Saturday, April 9, 2016

1963 Pillsbury Coobook: Almond-Butter-Crunch Cake

 
It's "crunch time" around here!  We'll be leaving for Marulaon around 5 p.m. Central Time tonight.  So, maybe you can whip up this coffee cake and pray for us as we travel across the beautiful Pacific Ocean...
 

Almond-Butter-Crunch Cake
Yield:  1 Coffee Cake
 
1 cup sifted all purpose flour
1 teaspoon baking powder
1/4 teaspoon salt
1/4 cup butter
1/4 cup sugar
1 egg
1/4 cup milk
1 teaspoon grated lemon rind
 
Preheat oven to 350 degrees.  Sift four with baking powder and salt.  Cream together butter and sugar.  Ad egg;  beat 1 minute.  Blend in half the dry ingredients, then milk and lemon rind.  Stir in remaining dry ingredients.  Turn into greased and floured 8-inch round layer pan.  Spread with following hot Almond-Butter-Crunch Topping.  Bake at 350 degrees for 25 to 30 minutes.

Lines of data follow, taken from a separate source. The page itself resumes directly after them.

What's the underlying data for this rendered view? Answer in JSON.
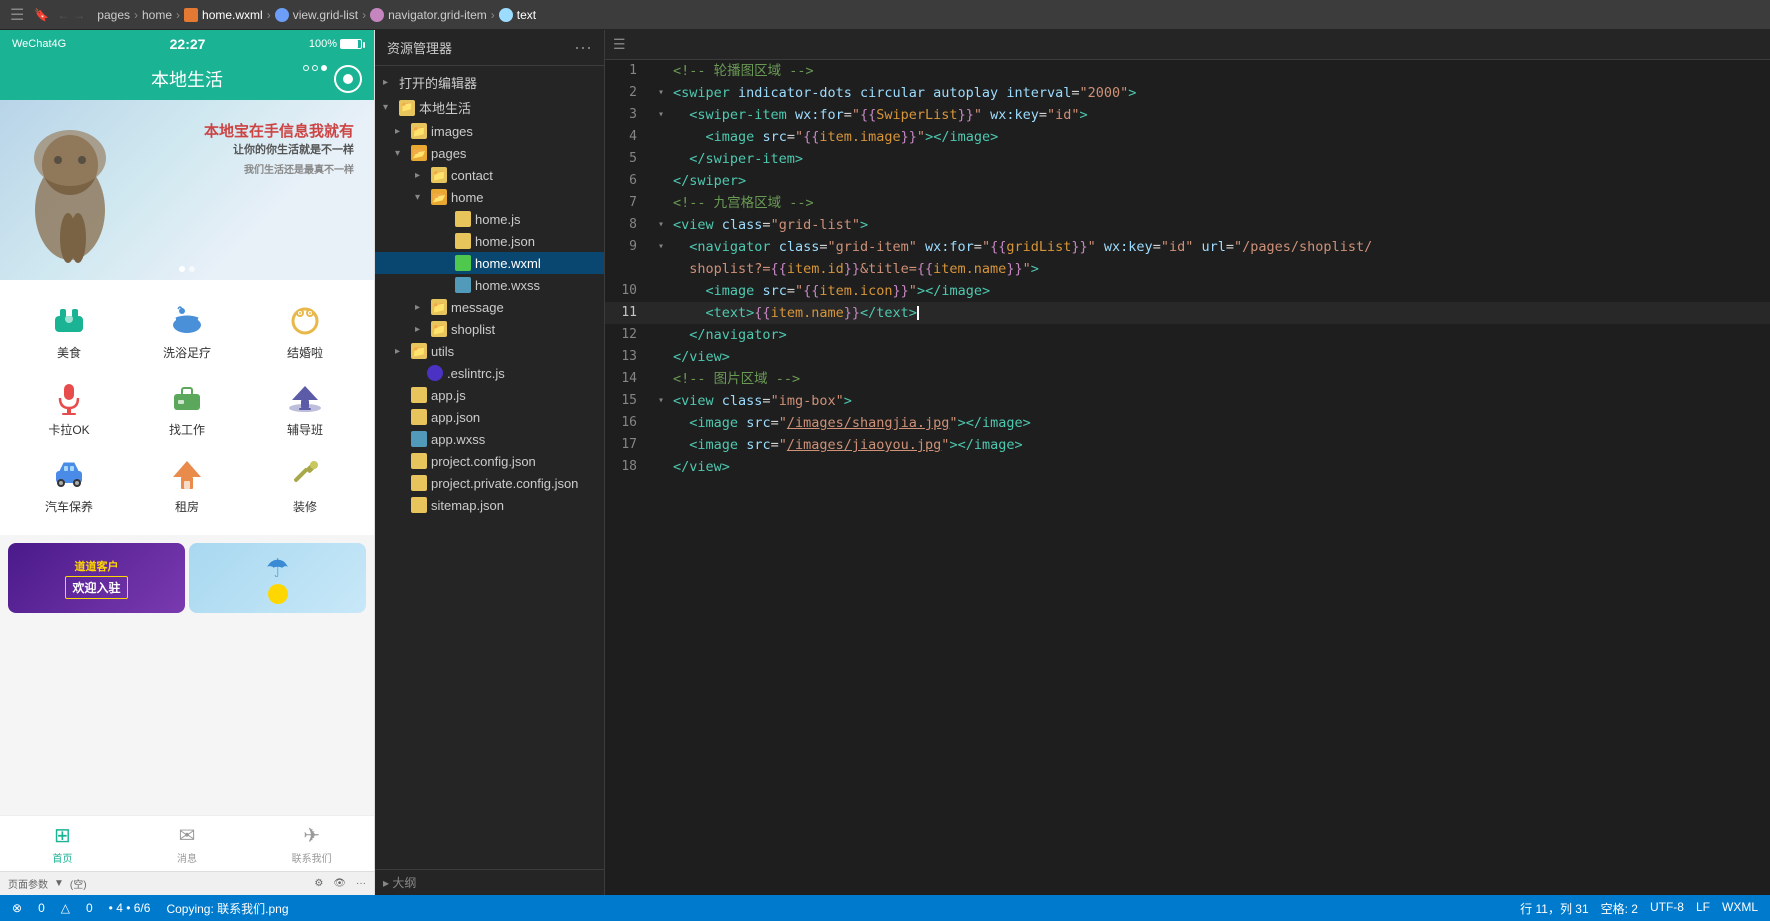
{
  "topbar": {
    "breadcrumb": [
      "pages",
      "home",
      "home.wxml",
      "view.grid-list",
      "navigator.grid-item",
      "text"
    ],
    "bookmark_icon": "🔖",
    "back_icon": "←",
    "forward_icon": "→"
  },
  "phone": {
    "carrier": "WeChat4G",
    "time": "22:27",
    "battery": "100%",
    "title": "本地生活",
    "swiper_text": "本地宝在手信息我就有",
    "swiper_subtext": "让你的你生活就是不一样",
    "grid_items": [
      {
        "label": "美食",
        "icon": "🏔️",
        "color": "#1ab394"
      },
      {
        "label": "洗浴足疗",
        "icon": "🛁",
        "color": "#4a90d9"
      },
      {
        "label": "结婚啦",
        "icon": "💍",
        "color": "#e8b84b"
      },
      {
        "label": "卡拉OK",
        "icon": "🎤",
        "color": "#e84b4b"
      },
      {
        "label": "找工作",
        "icon": "💼",
        "color": "#5ba85c"
      },
      {
        "label": "辅导班",
        "icon": "🎓",
        "color": "#5b5ba8"
      },
      {
        "label": "汽车保养",
        "icon": "🚗",
        "color": "#4b8be8"
      },
      {
        "label": "租房",
        "icon": "🏠",
        "color": "#e88b4b"
      },
      {
        "label": "装修",
        "icon": "🔧",
        "color": "#a8a84b"
      }
    ],
    "nav_items": [
      {
        "label": "首页",
        "icon": "⊞",
        "active": true
      },
      {
        "label": "消息",
        "icon": "✉",
        "active": false
      },
      {
        "label": "联系我们",
        "icon": "✈",
        "active": false
      }
    ],
    "banner1_text": "道道客户\n欢迎入驻",
    "banner2_text": ""
  },
  "file_tree": {
    "header": "资源管理器",
    "open_editor": "打开的编辑器",
    "root": "本地生活",
    "bottom": "大纲",
    "items": [
      {
        "name": "images",
        "type": "folder",
        "level": 1
      },
      {
        "name": "pages",
        "type": "folder-open",
        "level": 1
      },
      {
        "name": "contact",
        "type": "folder",
        "level": 2
      },
      {
        "name": "home",
        "type": "folder-open",
        "level": 2
      },
      {
        "name": "home.js",
        "type": "js",
        "level": 3
      },
      {
        "name": "home.json",
        "type": "json",
        "level": 3
      },
      {
        "name": "home.wxml",
        "type": "wxml",
        "level": 3,
        "selected": true
      },
      {
        "name": "home.wxss",
        "type": "wxss",
        "level": 3
      },
      {
        "name": "message",
        "type": "folder",
        "level": 2
      },
      {
        "name": "shoplist",
        "type": "folder",
        "level": 2
      },
      {
        "name": "utils",
        "type": "folder",
        "level": 1
      },
      {
        "name": ".eslintrc.js",
        "type": "eslint",
        "level": 2
      },
      {
        "name": "app.js",
        "type": "js",
        "level": 1
      },
      {
        "name": "app.json",
        "type": "json",
        "level": 1
      },
      {
        "name": "app.wxss",
        "type": "wxss",
        "level": 1
      },
      {
        "name": "project.config.json",
        "type": "json",
        "level": 1
      },
      {
        "name": "project.private.config.json",
        "type": "json",
        "level": 1
      },
      {
        "name": "sitemap.json",
        "type": "json",
        "level": 1
      }
    ]
  },
  "editor": {
    "lines": [
      {
        "num": 1,
        "fold": "",
        "content": "<!-- 轮播图区域 -->"
      },
      {
        "num": 2,
        "fold": "▾",
        "content": "<swiper indicator-dots circular autoplay interval=\"2000\">"
      },
      {
        "num": 3,
        "fold": "▾",
        "content": "  <swiper-item wx:for=\"{{SwiperList}}\" wx:key=\"id\">"
      },
      {
        "num": 4,
        "fold": "",
        "content": "    <image src=\"{{item.image}}\"></image>"
      },
      {
        "num": 5,
        "fold": "",
        "content": "  </swiper-item>"
      },
      {
        "num": 6,
        "fold": "",
        "content": "</swiper>"
      },
      {
        "num": 7,
        "fold": "",
        "content": "<!-- 九宫格区域 -->"
      },
      {
        "num": 8,
        "fold": "▾",
        "content": "<view class=\"grid-list\">"
      },
      {
        "num": 9,
        "fold": "▾",
        "content": "  <navigator class=\"grid-item\" wx:for=\"{{gridList}}\" wx:key=\"id\" url=\"/pages/shoplist/shoplist?={{item.id}}&title={{item.name}}\">"
      },
      {
        "num": 10,
        "fold": "",
        "content": "    <image src=\"{{item.icon}}\"></image>"
      },
      {
        "num": 11,
        "fold": "",
        "content": "    <text>{{item.name}}</text>"
      },
      {
        "num": 12,
        "fold": "",
        "content": "  </navigator>"
      },
      {
        "num": 13,
        "fold": "",
        "content": "</view>"
      },
      {
        "num": 14,
        "fold": "",
        "content": "<!-- 图片区域 -->"
      },
      {
        "num": 15,
        "fold": "▾",
        "content": "<view class=\"img-box\">"
      },
      {
        "num": 16,
        "fold": "",
        "content": "  <image src=\"/images/shangjia.jpg\"></image>"
      },
      {
        "num": 17,
        "fold": "",
        "content": "  <image src=\"/images/jiaoyou.jpg\"></image>"
      },
      {
        "num": 18,
        "fold": "",
        "content": "</view>"
      }
    ]
  },
  "status_bar": {
    "errors": "⊗ 0 △ 0",
    "file_info": "4 · 6/6",
    "copy_status": "Copying: 联系我们.png",
    "cursor_pos": "行 11，列 31",
    "spaces": "空格: 2",
    "encoding": "UTF-8",
    "line_ending": "LF",
    "file_type": "WXML"
  }
}
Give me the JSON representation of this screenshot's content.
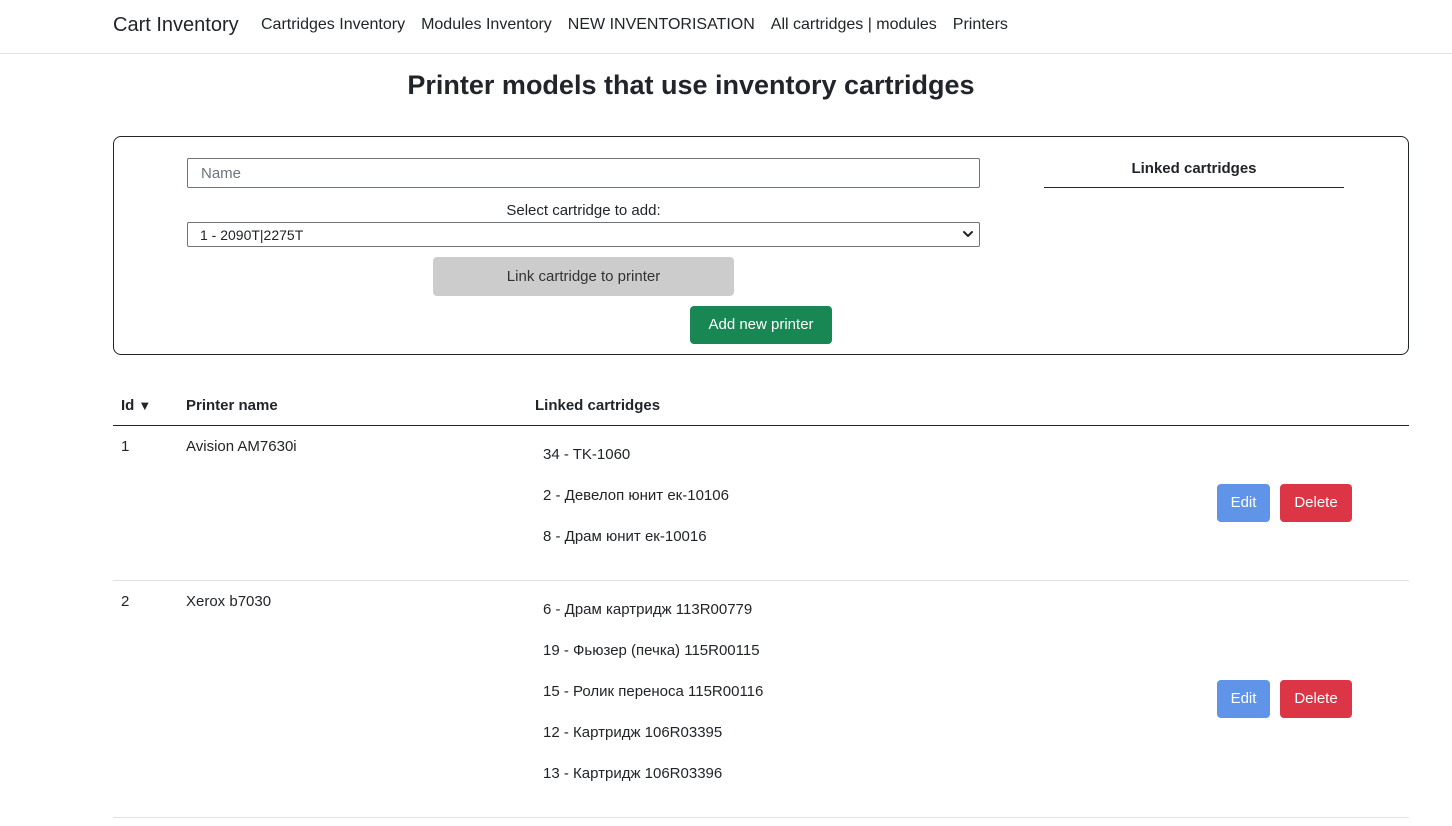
{
  "navbar": {
    "brand": "Cart Inventory",
    "links": [
      "Cartridges Inventory",
      "Modules Inventory",
      "NEW INVENTORISATION",
      "All cartridges | modules",
      "Printers"
    ]
  },
  "page_title": "Printer models that use inventory cartridges",
  "form": {
    "name_placeholder": "Name",
    "name_value": "",
    "select_label": "Select cartridge to add:",
    "select_value": "1 - 2090T|2275T",
    "link_button": "Link cartridge to printer",
    "add_button": "Add new printer",
    "linked_title": "Linked cartridges"
  },
  "table": {
    "headers": {
      "id": "Id",
      "sort_indicator": "▼",
      "name": "Printer name",
      "linked": "Linked cartridges"
    },
    "edit_label": "Edit",
    "delete_label": "Delete",
    "rows": [
      {
        "id": "1",
        "name": "Avision AM7630i",
        "cartridges": [
          "34 - TK-1060",
          "2 - Девелоп юнит ек-10106",
          "8 - Драм юнит ек-10016"
        ]
      },
      {
        "id": "2",
        "name": "Xerox b7030",
        "cartridges": [
          "6 - Драм картридж 113R00779",
          "19 - Фьюзер (печка) 115R00115",
          "15 - Ролик переноса 115R00116",
          "12 - Картридж 106R03395",
          "13 - Картридж 106R03396"
        ]
      }
    ]
  }
}
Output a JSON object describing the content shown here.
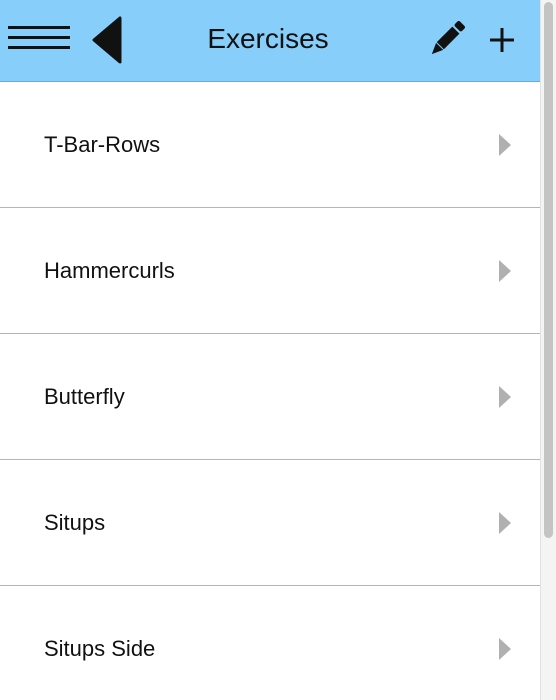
{
  "header": {
    "title": "Exercises",
    "background": "#87cefa",
    "icons": {
      "menu": "hamburger-menu-icon",
      "back": "back-triangle-icon",
      "edit": "pencil-icon",
      "add": "plus-icon"
    }
  },
  "exercises": [
    {
      "label": "T-Bar-Rows"
    },
    {
      "label": "Hammercurls"
    },
    {
      "label": "Butterfly"
    },
    {
      "label": "Situps"
    },
    {
      "label": "Situps Side"
    }
  ],
  "colors": {
    "chevron": "#b0b0b0",
    "divider": "#b5b5b5"
  }
}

Almond-Butter-Crunch Topping
 
1/4 cup butter
1/4 cup sugar
1/2 cup almonds, ground or finely chopped
2 tablespoons milk
 
Combine in saucepan butter, sugar, almonds and milk.  Cook over medium heat, stirring constantly, until mixture comes to a boil; boil 1 minute.  Spread on cake.